Herndon and Judith went to their room, and I went to mine. When I looked down the dark hall, I could see them sitting before a fire, and quite cozy together, Judith talking animatedly. I wondered if she was telling her husband about that dreadful portrait of Stacia
she had painted. I went into my room, found candles where Helen had said I would, and set them about in a cheerful number. Except that they cast an eerie glow that did not cheer me. More than once, I winced as wind slammed against the house, and set the shadows quivering. I tried hard to be still, so that the beating of my heart would slow its tumult.
There was no danger—none. Not yet. My heart didn’t need to thump like this.
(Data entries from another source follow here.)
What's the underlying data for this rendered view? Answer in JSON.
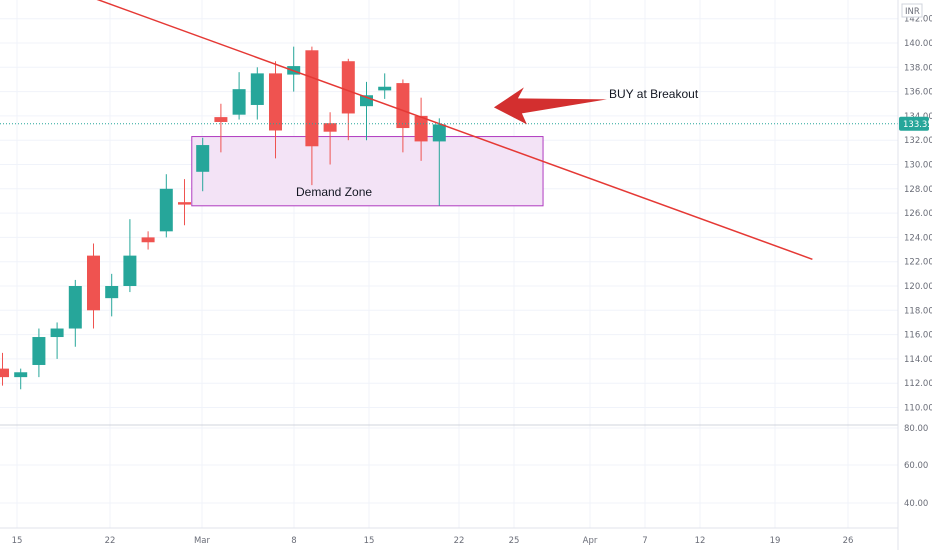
{
  "chart_data": {
    "type": "candlestick",
    "currency": "INR",
    "last_price_label": "133.35",
    "colors": {
      "up": "#26a69a",
      "down": "#ef5350",
      "trendline": "#e53935",
      "zone_fill": "#f3e3f6",
      "zone_border": "#b03bc0",
      "arrow": "#d32f2f",
      "badge": "#26a69a"
    },
    "y_ticks_upper": [
      "142.00",
      "140.00",
      "138.00",
      "136.00",
      "134.00",
      "132.00",
      "130.00",
      "128.00",
      "126.00",
      "124.00",
      "122.00",
      "120.00",
      "118.00",
      "116.00",
      "114.00",
      "112.00",
      "110.00"
    ],
    "y_ticks_lower": [
      "80.00",
      "60.00",
      "40.00"
    ],
    "x_ticks": [
      "15",
      "22",
      "Mar",
      "8",
      "15",
      "22",
      "25",
      "Apr",
      "7",
      "12",
      "19",
      "26"
    ],
    "candles": [
      {
        "o": 113.2,
        "h": 114.5,
        "l": 111.8,
        "c": 112.5
      },
      {
        "o": 112.5,
        "h": 113.2,
        "l": 111.5,
        "c": 112.9
      },
      {
        "o": 113.5,
        "h": 116.5,
        "l": 112.5,
        "c": 115.8
      },
      {
        "o": 115.8,
        "h": 117.0,
        "l": 114.0,
        "c": 116.5
      },
      {
        "o": 116.5,
        "h": 120.5,
        "l": 115.0,
        "c": 120.0
      },
      {
        "o": 122.5,
        "h": 123.5,
        "l": 116.5,
        "c": 118.0
      },
      {
        "o": 119.0,
        "h": 121.0,
        "l": 117.5,
        "c": 120.0
      },
      {
        "o": 120.0,
        "h": 125.5,
        "l": 119.5,
        "c": 122.5
      },
      {
        "o": 124.0,
        "h": 124.5,
        "l": 123.0,
        "c": 123.6
      },
      {
        "o": 124.5,
        "h": 129.2,
        "l": 124.0,
        "c": 128.0
      },
      {
        "o": 126.9,
        "h": 128.8,
        "l": 125.0,
        "c": 126.7
      },
      {
        "o": 129.4,
        "h": 132.2,
        "l": 127.8,
        "c": 131.6
      },
      {
        "o": 133.9,
        "h": 135.0,
        "l": 131.0,
        "c": 133.5
      },
      {
        "o": 134.1,
        "h": 137.6,
        "l": 133.7,
        "c": 136.2
      },
      {
        "o": 134.9,
        "h": 138.0,
        "l": 133.7,
        "c": 137.5
      },
      {
        "o": 137.5,
        "h": 138.5,
        "l": 130.5,
        "c": 132.8
      },
      {
        "o": 137.4,
        "h": 139.7,
        "l": 136.0,
        "c": 138.1
      },
      {
        "o": 139.4,
        "h": 139.7,
        "l": 128.3,
        "c": 131.5
      },
      {
        "o": 133.4,
        "h": 134.3,
        "l": 130.0,
        "c": 132.7
      },
      {
        "o": 138.5,
        "h": 138.7,
        "l": 132.0,
        "c": 134.2
      },
      {
        "o": 134.8,
        "h": 136.8,
        "l": 132.0,
        "c": 135.7
      },
      {
        "o": 136.1,
        "h": 137.5,
        "l": 135.4,
        "c": 136.4
      },
      {
        "o": 136.7,
        "h": 137.0,
        "l": 131.0,
        "c": 133.0
      },
      {
        "o": 134.0,
        "h": 135.5,
        "l": 130.3,
        "c": 131.9
      },
      {
        "o": 131.9,
        "h": 133.8,
        "l": 126.6,
        "c": 133.3
      }
    ],
    "trendline": [
      {
        "i": -7.5,
        "v": 150.5
      },
      {
        "i": 44.5,
        "v": 122.2
      }
    ],
    "demand_zone": {
      "label": "Demand Zone",
      "i0": 10.4,
      "i1": 29.7,
      "top": 132.3,
      "bottom": 126.6
    },
    "annotation": {
      "text": "BUY at Breakout",
      "arrow_tip_i": 27.0,
      "arrow_tip_v": 134.7
    }
  }
}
Once I got up to open the zipper bag and feel in the side pocket for Alice’s pages to reassure myself. That was when everything crashed in upon me, and I knew that danger was now. The pages were gone, and now I knew which of my two suspicions was correct. Danger did not lie in the direction of the gatehouse—it was here, under this roof.
When I had been downstairs, I must have revealed my fright, my urgency to escape, so that one person had been alerted—and had looked into that available flight bag standing in the hallway. Now it was known that I knew—and there was no reason to trust me to be silent. Nor could I trust any of those three—not the one who was guilty, or the two who had kept silent all these years, and were keeping silent still.
One thing I knew—I must not stay here alone. With any one of them I might be in danger and without protection. No matter how fierce the storm, I must go out in it and try to reach Nan’s shop, where Evan was staying with her. Only there could I find safety. If he had braved the storm, so must I.
With hands that had a tendency to shake, I managed to pull on my coat again and tie the plastic hood over my head. Then I opened the door cautiously and used my flashlight down the hall. Herndon’s and Judith’s door was closed, and the storm hid any possible sound of voices, or any noises I might make.